L’interdiction de nommer le génocide en cours à Gaza, sous peine d’être taxé d’antisémitisme, est un verrou qui a tenu durant des mois, mois qui, pourtant, ne cessaient d’en donner la preuve. Notamment en Allemagne, en France, en Europe : dans les pays qui ont permis, à des degrés divers, que le nazisme organise la mort de six millions de juifs. Ce verrou vient de sauter. Ce ne sont plus seulement quelques esprits lucides, ou dissidents israéliens de longue date, qui le disent haut et fort. À présent, des ONG et des responsables israéliens, anciens ministres ou ambassadeurs, conviennent du processus d’extermination de la population de Gaza.

L’interdiction de nommer le génocide en cours à Gaza, sous peine d’être taxé d’antisémitisme, est un verrou qui a tenu durant des mois, mois qui, pourtant, ne cessaient d’en donner la preuve.
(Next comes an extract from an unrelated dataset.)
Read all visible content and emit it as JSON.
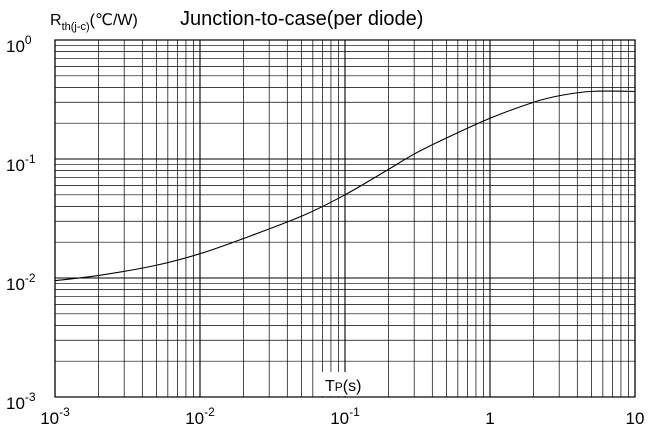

Pour ma part, je me suis bornée à remplacer un mot par un autre : abattoir, par exemple. Ce fut troublant de constater qu’il ne soulevait pas d’objections. Les esprits aveuglés en seraient-ils au point où il leur suffit que l’horreur absolue soit nommée d’un mot plutôt que d’un autre pour la leur rendre acceptable ? Surtout, comment comprendre qu’il ait fallu attendre si longtemps pour prendre au sérieux le ministre de la Défense israélien qui traitait impunément les Palestiniens d’« animaux humains » au lendemain du 7 octobre 2023 ? Faut-il que les territoires de la surdité et du mensonge soient faits de la même étoffe pour que la crédulité et la mauvaise foi se soient trouvées en même temps, au même endroit. En bloc, juifs et musulmans ont été désignés, menacés, en lieu et place des chefs de guerre qui, juifs ou musulmans, les mettaient en danger. Tout s’est passé comme si le langage ne servait plus qu’à écraser la pensée. On a entendu dire que l’armée israélienne était « l’armée la plus éthique du monde ». On a entendu dire par d’autres que les enfants palestiniens étaient des cibles légitimes, étant, par nature, de futurs terroristes. On a fait le procès de l’antisionisme au moment où le sionisme faisait naufrage. On a mis les mémoires en demeure de choisir chacune son pré carré dans le champ des cimetières. On a entendu des militants de la cause palestinienne douter de l’étendue du massacre du 7 octobre. On a surtout entendu un silence dévastateur, plein de sous-entendus et de réflexes coloniaux, confier à la peau blanche le pouvoir inné de mater la brune, la sauvage.

guerre gaza

Un réfugié palestinien porte ses deux petits enfants blessés après le bombardement du camp de Nuseirat dans la bande de Gaza, 29 octobre 2023. Crédits : Ashraf Amra, UNRWA CC BY-SA 4.0.

Dès lors, l’être humain, blanc ou brun, perdait ses droits, au profit de la masse. Les régimes arabes ont excellé dans leurs vieilles habitudes : s’allier en douce à l’ennemi, simuler la désapprobation, réduire leurs peuples au silence. En France et en Allemagne, toute objection était passible de procès médiatique. Aux États-Unis, si la censure fut moins drastique dans un premier temps, elle est maintenant sans pitié. Les universités, pour ne citer qu’elles, payent d’un prix exorbitant leur quart d’heure de liberté. Celles et ceux qui tiennent, envers et malgré tout, n’ont plus de mots pour dire la suffocation. Ils regardent la mort achever son travail sur les visages exsangues d’une population cadavérique.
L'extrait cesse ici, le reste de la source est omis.